Double methane from biogas/biomethane supply chain
The new Imperial study found that supply chains for biomethane and biogas release up to twice as much methane as the International Energy Agency (IEA)’s previous highest estimation.
Lead author of the study Dr Semra Bakkaloglu, of Imperial’s department of chemical engineering and sustainable gas institute, said: “Biomethane and biogas are great candidates for renewable and clean energy sources, but they can also emit methane. For them to really help mitigate the warming effects of energy use, we must act urgently to reduce their emissions.
“We want to encourage the continued use of biogas and biomethane as a renewable resource by taking the necessary actions to tackle methane emissions.”
Tim Elsome, managing director of anaerobic digestion (AD) specialists FM Bioenergy, recently spoke at the World Biogas Expo about the risks of biogas leakage and how they can be monitored, and welcomed the study.
“We know from our own commercial monitoring of AD plants just how much gas can be emitted from even a small leak, so these findings are not as surprising as they may seem,” he said. “However, they also show that the footprint of the global biogas industry could be much better. At a time of very high energy prices, the value of biogas means that it is far too valuable for plant operators to be losing it to the atmosphere, not to mention the environmental consequences of methane leakage.”
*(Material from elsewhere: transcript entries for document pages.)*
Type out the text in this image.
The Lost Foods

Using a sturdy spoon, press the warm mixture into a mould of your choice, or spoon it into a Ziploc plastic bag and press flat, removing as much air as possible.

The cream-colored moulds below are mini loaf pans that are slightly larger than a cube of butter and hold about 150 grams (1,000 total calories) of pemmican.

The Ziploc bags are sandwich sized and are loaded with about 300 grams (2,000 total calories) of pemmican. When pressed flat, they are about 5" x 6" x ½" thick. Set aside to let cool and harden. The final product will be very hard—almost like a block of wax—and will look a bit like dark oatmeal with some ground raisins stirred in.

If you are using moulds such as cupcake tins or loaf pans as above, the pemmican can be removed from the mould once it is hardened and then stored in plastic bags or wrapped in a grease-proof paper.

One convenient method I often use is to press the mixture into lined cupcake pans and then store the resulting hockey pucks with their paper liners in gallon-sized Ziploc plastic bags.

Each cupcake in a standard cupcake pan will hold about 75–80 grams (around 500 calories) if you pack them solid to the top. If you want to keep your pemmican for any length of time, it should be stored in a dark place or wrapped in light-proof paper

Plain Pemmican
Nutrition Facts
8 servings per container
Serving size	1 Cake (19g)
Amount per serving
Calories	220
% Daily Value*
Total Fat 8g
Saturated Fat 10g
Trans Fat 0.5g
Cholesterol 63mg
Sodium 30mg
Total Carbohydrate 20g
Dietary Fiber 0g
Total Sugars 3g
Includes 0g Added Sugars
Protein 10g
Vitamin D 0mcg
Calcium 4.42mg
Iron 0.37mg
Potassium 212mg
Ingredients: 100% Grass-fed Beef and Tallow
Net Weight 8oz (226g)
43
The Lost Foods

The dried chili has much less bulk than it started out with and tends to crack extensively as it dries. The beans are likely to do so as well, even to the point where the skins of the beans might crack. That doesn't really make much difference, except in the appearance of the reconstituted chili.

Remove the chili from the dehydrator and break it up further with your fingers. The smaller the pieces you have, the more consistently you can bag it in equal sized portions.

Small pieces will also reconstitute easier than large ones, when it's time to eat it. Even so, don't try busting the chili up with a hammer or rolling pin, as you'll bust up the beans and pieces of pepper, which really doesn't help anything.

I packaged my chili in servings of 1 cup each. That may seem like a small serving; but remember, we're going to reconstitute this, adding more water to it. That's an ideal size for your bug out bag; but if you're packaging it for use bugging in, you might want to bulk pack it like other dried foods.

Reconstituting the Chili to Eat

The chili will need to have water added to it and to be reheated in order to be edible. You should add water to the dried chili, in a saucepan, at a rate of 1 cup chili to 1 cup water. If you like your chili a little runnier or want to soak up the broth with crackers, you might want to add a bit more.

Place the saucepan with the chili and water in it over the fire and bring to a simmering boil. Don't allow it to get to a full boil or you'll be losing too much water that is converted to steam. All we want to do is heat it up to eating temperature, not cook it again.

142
The new study reveals that 62 percent of the leaks were concentrated in a small number of facilities and pieces of equipment within the chain, which the researchers dubbed ‘super-emitters’, though methane was found to be released at every stage.
“In our own work we have found that 85 percent of surveyed plants suffer from some gas leakage, and that the UK biogas industry could be losing of 37 GWhe of energy generation potential a year, resulting in 6,000 tonnes of methane escaping into the atmosphere,” added Tim.
“There are certain hotspots which can be more prone to leakage than other areas, such as cable grommets, valves, covers, compressors, membranes and pipe connections. It is highly likely that many of the ‘super-emitters’ identified by Imperial College are centred around these parts of plants.
“To minimise financial and environmental consequences from gas leaks, plant operators and managers should ensure regular Leak Detection and Repair (LDAR) programmes (including leak detection surveys) are carried out, usually annually unless a risk assessment suggests a different timetable.”